Earlier this year, Google vigorously opposed in court a request from the US Justice Department to provide it with 1 million random Web addresses and records of one week of Google searches. A judge later ruled that Google must provide 50,000 Web addresses from its databank but would not have to reveal any terms users had searched for.

Other than requests from the US government, Google has little reason to disclose the data it's accumulating, Lenssen says. "They don't have any [business] incentive to hand out your credit card [number]," he adds.

Although Google is a widely recognized brand name, it still has some work to do to persuade shoppers that it will handle their money with care, says analyst Edward Kountz, who tracks online payments and financial services at JupiterResearch in Boston. "[Google's] very much a search 'brand.' It's not a trusted brand per se." The ultimate question, he says, is "Would you let them hold your wallet?"

In the short term, Mr. Kountz says, "The credit-card companies still have the predominant share of the market space [online], and I would say of brand recognition as well, with the exception of PayPal."

About three-quarters of those going on the Internet have purchased a product or service online in the past 12 months, according to a JupiterResearch/Ipsos-Insight survey. But among those who have not made a purchase, concerns about security for their credit card or person ranks as the No. 1 reason (37 percent of respondents) for hesitating.

That may be why both Google Checkout and PayPal emphasize the security advantages of making purchases through them rather than entering credit-card information at each website. PayPal, online since 1998, has already staked out a large and growing presence. Last year, its total transactions amounted to $27.5 billion, a 45 percent increase over the previous year. Or, put another way, 10 percent of all the online sales in the United States were processed through PayPal, says Amanda Pires, a spokesperson for the company.

But although PayPal administers 114 million accounts worldwide, there are still "a lot of people who've never bought anything online," especially outside the US, Ms. Pires says, meaning the market is far from saturated.

Currently, Google requires a credit- or debit-account number to buy from participating merchants. At PayPal, consumers can transfer money in and out of bank accounts, too.

While PayPal won't comment directly on Google Checkout, PayPal's parent company, the giant online auction site eBay, has said it will not allow Google Checkout to be used for eBay transactions.

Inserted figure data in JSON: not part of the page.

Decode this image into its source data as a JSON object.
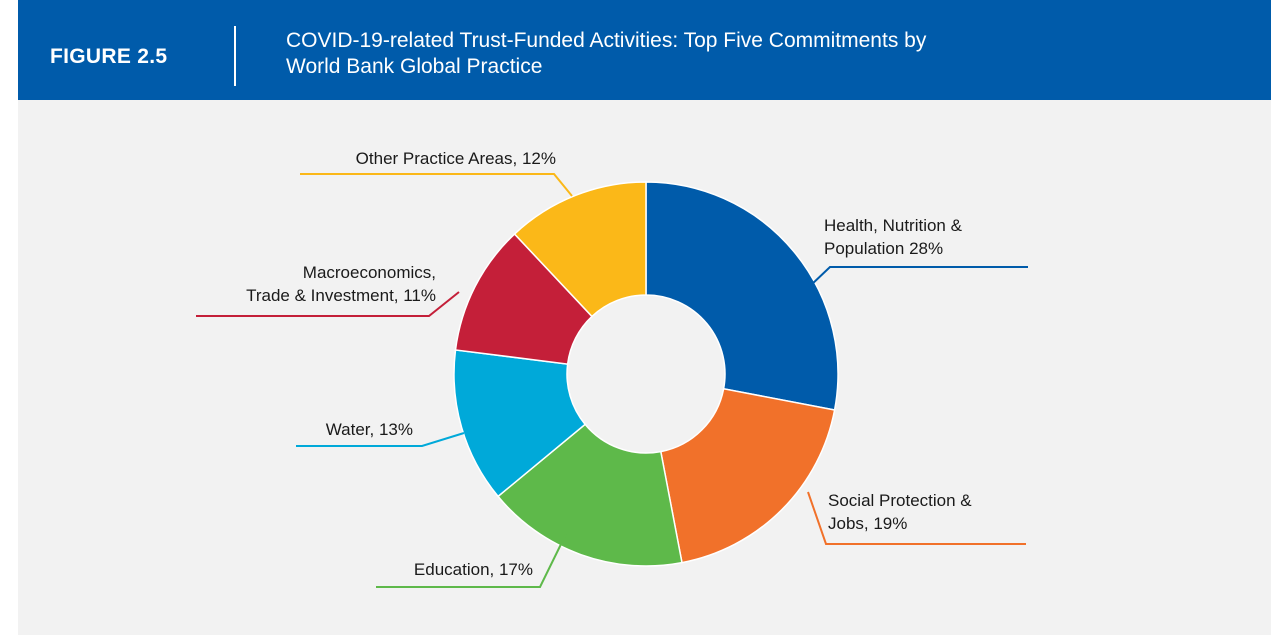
{
  "header": {
    "figure_label": "FIGURE 2.5",
    "title_line1": "COVID-19-related Trust-Funded Activities: Top Five Commitments by",
    "title_line2": "World Bank Global Practice"
  },
  "colors": {
    "header_bg": "#005BAA",
    "plot_bg": "#F2F2F2"
  },
  "chart_data": {
    "type": "pie",
    "donut": true,
    "unit": "%",
    "slices": [
      {
        "label_lines": [
          "Health, Nutrition &",
          "Population 28%"
        ],
        "value": 28,
        "color": "#005BAA"
      },
      {
        "label_lines": [
          "Social Protection &",
          "Jobs, 19%"
        ],
        "value": 19,
        "color": "#F1712A"
      },
      {
        "label_lines": [
          "Education, 17%"
        ],
        "value": 17,
        "color": "#5EB94A"
      },
      {
        "label_lines": [
          "Water, 13%"
        ],
        "value": 13,
        "color": "#00A9D9"
      },
      {
        "label_lines": [
          "Macroeconomics,",
          "Trade & Investment, 11%"
        ],
        "value": 11,
        "color": "#C41F39"
      },
      {
        "label_lines": [
          "Other Practice Areas, 12%"
        ],
        "value": 12,
        "color": "#FBB818"
      }
    ]
  }
}
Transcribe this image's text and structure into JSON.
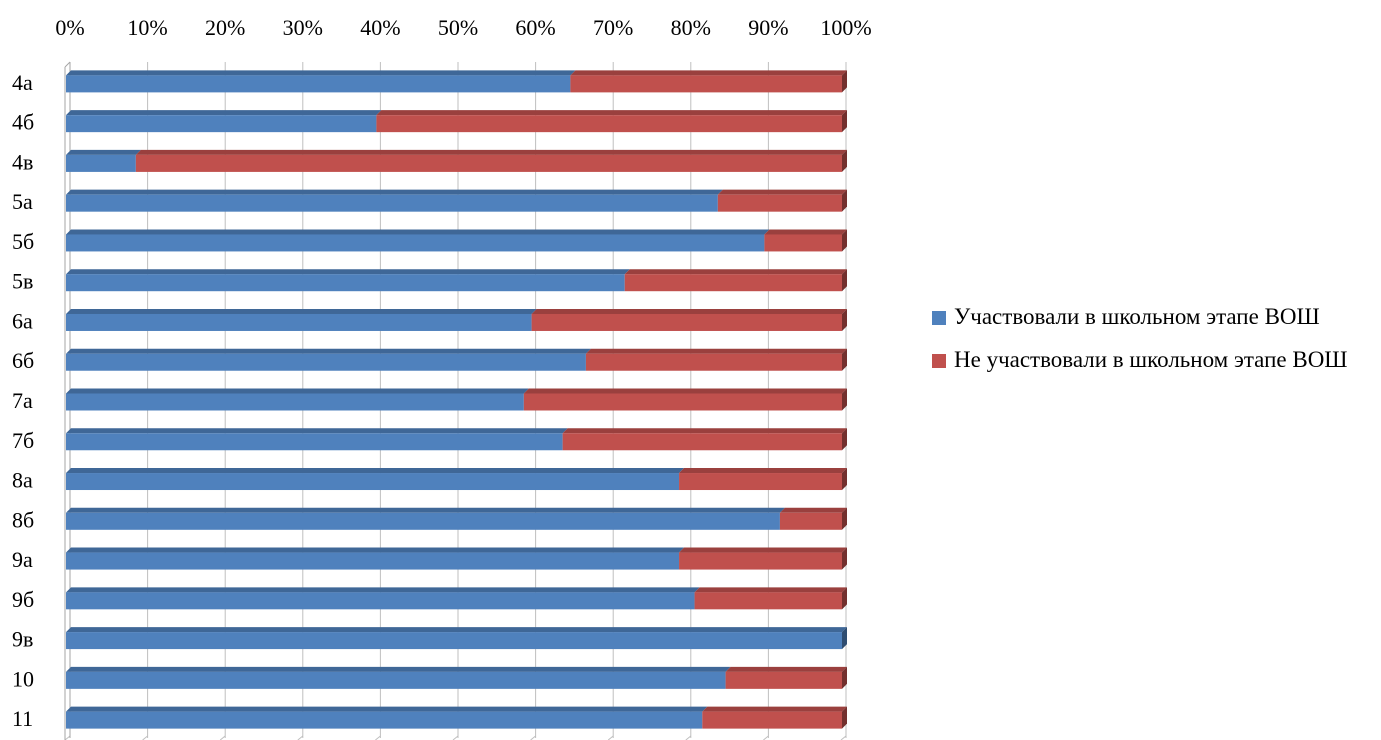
{
  "chart_data": {
    "type": "bar",
    "orientation": "horizontal",
    "stacked": "percent",
    "title": "",
    "xlabel": "",
    "ylabel": "",
    "xlim": [
      0,
      100
    ],
    "x_ticks": [
      "0%",
      "10%",
      "20%",
      "30%",
      "40%",
      "50%",
      "60%",
      "70%",
      "80%",
      "90%",
      "100%"
    ],
    "x_axis_position": "top",
    "grid": true,
    "legend_position": "right",
    "categories": [
      "4а",
      "4б",
      "4в",
      "5а",
      "5б",
      "5в",
      "6а",
      "6б",
      "7а",
      "7б",
      "8а",
      "8б",
      "9а",
      "9б",
      "9в",
      "10",
      "11"
    ],
    "series": [
      {
        "name": "Участвовали в школьном этапе ВОШ",
        "color": "#4F81BD",
        "values": [
          65,
          40,
          9,
          84,
          90,
          72,
          60,
          67,
          59,
          64,
          79,
          92,
          79,
          81,
          100,
          85,
          82
        ]
      },
      {
        "name": "Не участвовали в школьном этапе ВОШ",
        "color": "#C0504D",
        "values": [
          35,
          60,
          91,
          16,
          10,
          28,
          40,
          33,
          41,
          36,
          21,
          8,
          21,
          19,
          0,
          15,
          18
        ]
      }
    ]
  }
}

Google Checkout, with fewer features than PayPal, isn't "going to be a PayPal killer," Kountz says. PayPal is aimed at consumers and auction buyers, while Checkout is aimed at attracting merchants.

Google launched Checkout (www.google.com/checkout) with a relatively modest number of online stores on board, including Jockey, Starbucks Store, Levi's, Dockers, Buy.com, Timberland, and Zales. Google's Checkout icon appears as an option on the checkout page of participating merchants.

But the service may quickly prove attractive to the vast number of online merchants, large and small, who pay to advertise using Google's AdWords program. For them, Google places small ads on behalf of advertisers next to its search results and charges the advertisers based on the number of clicks their ads receive.

Google will also make money, as do the credit-card companies, by charging a small fee to merchants for processing online transactions.

However, for every dollar a merchant spends on buying AdWords, Checkout will waive the processing fee for $10 worth in sales. That's a symbiotic relationship that could drive more use of both services.

In the end, Google simply wants to make money in as many places as it can as it creates more online tools, Lenssen says. "For them, [Checkout] is a very logical next step."